The effectiveness of applying mechanistic models and ML methodologies to drug repurposing has been undoubtedly demonstrated in several works [17, 19, 86]. These approaches allow for the virtual testing of hundreds to thousands of scenarios with very minimal resources. While many ML-based repurposing strategies focus on the physicochemical properties of the drugs [87], they often overlook the overall impact on diseases or cells. This is where mechanistic models of disease come into play, offering insights not only into disease mechanisms but also into drug actions in specific disease contexts [88]. Indeed, supervised ML has been successfully used to boost how these tools model cellular behavior, improving the accuracy of mechanistic models in characterizing cell types [14, 49], identifying targets for disease treatments [17, 42], or predicting the effect of single or combined drugs on cells [50, 51].

The main purpose of this work was to detect actionable target genes that could have an impact on RP, providing an explorable resource of knowledge. Nevertheless, this methodology can also be used to model all cellular mechanisms to evaluate potential undesired off-target and side effects as well as to the identification of new disease-related genes, such as GABRA, GRIN1, KCC or SLC12A5 whose mutations can lead to the development of retinal dystrophies. Due to its exploratory nature, the lack of ground truth in the validation process comes as a limitation of the method, we have demonstrated the robustness of the results experimentally validating the role of selected KDTs, with no previous association with RP, in RP murine models. However, further research is needed to assess the in vitro and in vivo impact that the drugs targeting relevant KDTs would have on the disease progression or initiation.

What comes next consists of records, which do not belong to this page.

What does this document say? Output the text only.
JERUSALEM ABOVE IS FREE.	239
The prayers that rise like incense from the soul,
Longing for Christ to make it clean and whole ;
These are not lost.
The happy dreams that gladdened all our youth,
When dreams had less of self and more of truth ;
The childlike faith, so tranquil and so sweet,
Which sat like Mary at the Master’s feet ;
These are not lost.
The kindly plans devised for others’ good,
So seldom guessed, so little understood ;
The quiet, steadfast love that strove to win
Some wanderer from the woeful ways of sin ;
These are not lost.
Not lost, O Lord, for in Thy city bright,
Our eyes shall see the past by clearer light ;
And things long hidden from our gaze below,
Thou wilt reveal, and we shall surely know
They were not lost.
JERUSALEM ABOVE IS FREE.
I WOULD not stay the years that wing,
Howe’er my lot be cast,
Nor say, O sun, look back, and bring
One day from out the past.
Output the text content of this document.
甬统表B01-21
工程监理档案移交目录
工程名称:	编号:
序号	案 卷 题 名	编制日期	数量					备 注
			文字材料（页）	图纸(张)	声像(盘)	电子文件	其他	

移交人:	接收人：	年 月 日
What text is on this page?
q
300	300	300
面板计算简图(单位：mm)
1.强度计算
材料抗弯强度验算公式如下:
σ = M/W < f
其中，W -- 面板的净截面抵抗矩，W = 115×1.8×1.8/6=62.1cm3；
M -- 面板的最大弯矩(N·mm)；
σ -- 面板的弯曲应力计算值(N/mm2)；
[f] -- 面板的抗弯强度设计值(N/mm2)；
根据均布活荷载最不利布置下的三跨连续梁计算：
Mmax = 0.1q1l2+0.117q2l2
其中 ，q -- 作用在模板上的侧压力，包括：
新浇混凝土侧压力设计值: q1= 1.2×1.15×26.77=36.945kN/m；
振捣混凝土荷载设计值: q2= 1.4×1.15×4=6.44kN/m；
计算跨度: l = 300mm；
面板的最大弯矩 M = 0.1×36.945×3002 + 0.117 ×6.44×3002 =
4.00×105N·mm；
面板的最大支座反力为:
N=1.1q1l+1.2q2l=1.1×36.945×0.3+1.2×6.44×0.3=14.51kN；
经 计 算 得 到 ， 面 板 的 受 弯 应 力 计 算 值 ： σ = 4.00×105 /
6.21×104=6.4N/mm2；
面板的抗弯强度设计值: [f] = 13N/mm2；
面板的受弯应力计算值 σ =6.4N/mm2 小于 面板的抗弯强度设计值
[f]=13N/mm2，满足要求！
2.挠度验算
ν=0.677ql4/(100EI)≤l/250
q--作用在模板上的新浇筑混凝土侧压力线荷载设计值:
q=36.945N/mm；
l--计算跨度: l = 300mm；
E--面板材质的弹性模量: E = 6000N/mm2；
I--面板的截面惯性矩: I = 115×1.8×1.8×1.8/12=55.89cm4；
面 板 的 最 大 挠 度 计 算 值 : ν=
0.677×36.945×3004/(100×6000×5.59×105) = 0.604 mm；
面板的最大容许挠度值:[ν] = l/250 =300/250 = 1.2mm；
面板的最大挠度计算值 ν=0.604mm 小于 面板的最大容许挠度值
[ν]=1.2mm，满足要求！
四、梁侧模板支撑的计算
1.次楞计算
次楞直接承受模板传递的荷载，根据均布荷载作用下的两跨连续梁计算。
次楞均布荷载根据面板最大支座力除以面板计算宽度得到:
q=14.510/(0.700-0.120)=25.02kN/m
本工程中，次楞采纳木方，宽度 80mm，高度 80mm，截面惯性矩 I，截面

Nevertheless, given that RP has more than 250 genes identified, but only 50% of RP cases are attributable to identified genes, this application on its own has tremendous potential for the clinical community, as a tool to evaluate the impact of genes of uncertain significance [5].

Conclusions

In this work, an actionable map of Retinitis Pigmentosa (RP) is presented, reflecting the mechanisms and dynamics of the functions involved in disease initiation and progression. The map serves as a resource for further analysis, validations, and computational modeling, such as network or graph analyses. The methodology identifies potential targets impacting RP processes, providing a list of relevances and pinpointing the mechanism, function, and circuit affected as well as the KDT responsible for the predicted impact. These relevances can guide and aid in finding possible clinical intervention points. Although focused on signaling pathways, the model can be expanded to other types of pathways using directed interaction networks, and various datasets representing gene/protein abundance, bearing in mind that limitations in sample numbers and balanced dimensionality must be considered. The model’s strength lies in its applicability to scenarios with limited knowledge, such as rare or emerging diseases like COVID-19 [19, 21, 86]. It can be adapted to infer interactions between genes and mechanisms, providing a sophisticated way to model cell behavior under disease conditions. Combining mechanistic models with ML provides a useful tool to explore disease druggable space, mechanisms, and pathogenesis aiding in genetic diagnosis and identifying genes with a key role in diseases. The possibility of using the available genomic repositories to formulate hypotheses and extrapolate conclusions in the rare diseases field constitutes an attractive opportunity to guide and accelerate the experimental validations in order to focus and prioritize target candidates.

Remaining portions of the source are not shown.